Pamela did not send for M. Giraud. It seemed to her that she could do no good even if at her request he came to her. She would be going away in a few days. She would only hurt him and put him to shame before her. She took no step towards a renewal of their friendship, and though she did not avoid him, she never came across him in her walks.
For ten days she walked the old hill paths, and dreams came to her with the sunlight. They gave her company in the evenings, too, when she looked from her garden upon the quiet sea and saw, away upon the right, the lights, like great jewels, burning on the terrace of Monte Carlo. She went down one morning on to that terrace, and, while seated upon a bench, suddenly saw, at a little distance, the back of a man which was familiar to her.
She was not sure, but she was chilled with apprehension. She watched from behind her newspaper, and in a little while she was sure, for the man turned and showed his face. It was Lionel Callon. What was he doing here, she asked herself? And another question trod fast upon the heels of the first. "Was he alone?"

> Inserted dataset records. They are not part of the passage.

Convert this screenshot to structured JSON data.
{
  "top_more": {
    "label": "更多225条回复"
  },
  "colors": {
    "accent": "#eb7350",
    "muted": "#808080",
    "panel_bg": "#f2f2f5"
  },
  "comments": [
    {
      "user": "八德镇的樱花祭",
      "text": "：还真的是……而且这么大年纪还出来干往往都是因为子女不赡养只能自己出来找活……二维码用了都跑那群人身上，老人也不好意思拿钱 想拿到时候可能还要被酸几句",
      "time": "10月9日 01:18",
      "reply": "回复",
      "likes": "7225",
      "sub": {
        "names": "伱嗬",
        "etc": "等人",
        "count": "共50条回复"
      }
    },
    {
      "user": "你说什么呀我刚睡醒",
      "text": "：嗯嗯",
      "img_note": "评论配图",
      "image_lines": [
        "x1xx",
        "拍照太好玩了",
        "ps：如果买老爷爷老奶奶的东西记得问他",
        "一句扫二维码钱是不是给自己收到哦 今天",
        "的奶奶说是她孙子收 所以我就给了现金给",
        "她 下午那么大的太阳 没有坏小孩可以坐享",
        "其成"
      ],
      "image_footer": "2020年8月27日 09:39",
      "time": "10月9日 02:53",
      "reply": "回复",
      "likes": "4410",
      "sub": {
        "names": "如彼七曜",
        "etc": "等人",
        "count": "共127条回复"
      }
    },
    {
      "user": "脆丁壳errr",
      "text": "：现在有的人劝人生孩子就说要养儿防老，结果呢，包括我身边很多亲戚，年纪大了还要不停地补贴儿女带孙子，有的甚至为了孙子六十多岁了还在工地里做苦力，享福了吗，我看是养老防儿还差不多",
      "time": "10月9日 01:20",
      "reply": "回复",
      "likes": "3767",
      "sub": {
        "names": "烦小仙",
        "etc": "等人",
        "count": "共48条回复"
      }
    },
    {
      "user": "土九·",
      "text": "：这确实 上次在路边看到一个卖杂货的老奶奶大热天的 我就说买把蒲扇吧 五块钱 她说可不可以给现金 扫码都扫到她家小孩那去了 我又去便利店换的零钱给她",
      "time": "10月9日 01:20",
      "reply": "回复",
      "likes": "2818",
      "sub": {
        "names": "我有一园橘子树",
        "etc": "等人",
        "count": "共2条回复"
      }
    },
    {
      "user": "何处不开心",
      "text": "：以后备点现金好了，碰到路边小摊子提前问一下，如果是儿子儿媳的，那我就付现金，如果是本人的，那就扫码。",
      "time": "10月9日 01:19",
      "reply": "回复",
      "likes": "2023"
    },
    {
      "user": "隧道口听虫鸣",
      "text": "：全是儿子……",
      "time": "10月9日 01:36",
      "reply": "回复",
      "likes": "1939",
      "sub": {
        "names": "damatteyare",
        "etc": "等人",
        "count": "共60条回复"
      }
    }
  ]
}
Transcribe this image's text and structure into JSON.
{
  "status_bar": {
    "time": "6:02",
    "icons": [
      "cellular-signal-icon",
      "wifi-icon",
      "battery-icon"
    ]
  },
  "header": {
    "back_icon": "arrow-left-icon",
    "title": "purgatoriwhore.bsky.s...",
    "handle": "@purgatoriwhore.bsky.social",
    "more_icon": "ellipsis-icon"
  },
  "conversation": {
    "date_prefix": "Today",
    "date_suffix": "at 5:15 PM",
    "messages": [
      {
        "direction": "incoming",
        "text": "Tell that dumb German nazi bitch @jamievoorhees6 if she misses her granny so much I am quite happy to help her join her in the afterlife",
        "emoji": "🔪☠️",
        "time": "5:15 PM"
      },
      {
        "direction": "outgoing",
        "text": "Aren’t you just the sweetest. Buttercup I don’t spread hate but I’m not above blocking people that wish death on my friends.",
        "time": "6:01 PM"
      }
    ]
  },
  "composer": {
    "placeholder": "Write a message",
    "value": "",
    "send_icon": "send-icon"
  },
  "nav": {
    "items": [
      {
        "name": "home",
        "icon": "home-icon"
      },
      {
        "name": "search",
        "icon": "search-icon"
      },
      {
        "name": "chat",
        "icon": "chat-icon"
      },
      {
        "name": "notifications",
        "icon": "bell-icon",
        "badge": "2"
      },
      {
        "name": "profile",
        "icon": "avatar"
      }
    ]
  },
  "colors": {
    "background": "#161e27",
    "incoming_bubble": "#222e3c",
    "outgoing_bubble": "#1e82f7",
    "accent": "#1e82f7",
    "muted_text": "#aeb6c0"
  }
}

Callon was alone on this morning, at all events. Pamela saw him speak to one or two people, and then mount the terrace steps towards the town. She gave him a little time, and then, walking through the gardens, bought a visitors' list at the kiosk in front of the Rooms. She found Callon's name. He was the only visitor at a Reserve, on the Corniche road, which was rather a restaurant than a hotel. She searched through the list, fearing to find the name of Millie Stretton under the heading of some other hotel. To her relief it was not there. It was possible, of course, that Callon was merely taking a holiday by himself. She wished to believe that, and yet there was a fear speaking loudly at her heart. "Suppose that Tony should return too late just by a few days!" She was still holding the paper in her hands when she heard her name called, and, turning about, saw some friends. She lunched with them at Ciro's, and asked carelessly during luncheon--
"You have not seen Millie Stretton, I suppose?"
"No," they all replied. And one asked, "Is she expected?"
"I don't know whether she will come or not," Pamela replied. "I asked her to come with me, but she could not do that, and she was not sure that she would come at all."
This she said, thinking that if Millie did arrive it might seem that she came because Pamela herself was there. Pamela went back to Roquebrune that afternoon, and after she had walked through the village and had come out on the slope of hill above, she met the postman coming down from the Villa Pontignard.
"You have a telegram for me?" she said anxiously.
"Mademoiselle," he replied, "I have just left it at the house."
Pamela hurried on, and found the telegram in thesalon. She tore it open. It was from Warrisden. It told her that Tony Stretton was found, and would return. It gave the news in vague and guarded language, mentioning no names. But Pamela understood the message. Tony Stretton was actually coming back. "Would he come too late?" she asked, gazing out in fear across the sea. Of any trouble, out there in Algeria, which might delay his return, she did not think at all. If it was true that he had enlisted in the Legion, there might be obstacles to a quick return. But such matters were not in her thoughts. She thought only of Callon upon the terrace of Monte Carlo. "Would Tony come too late?" she asked; and she prayed that he might come in time.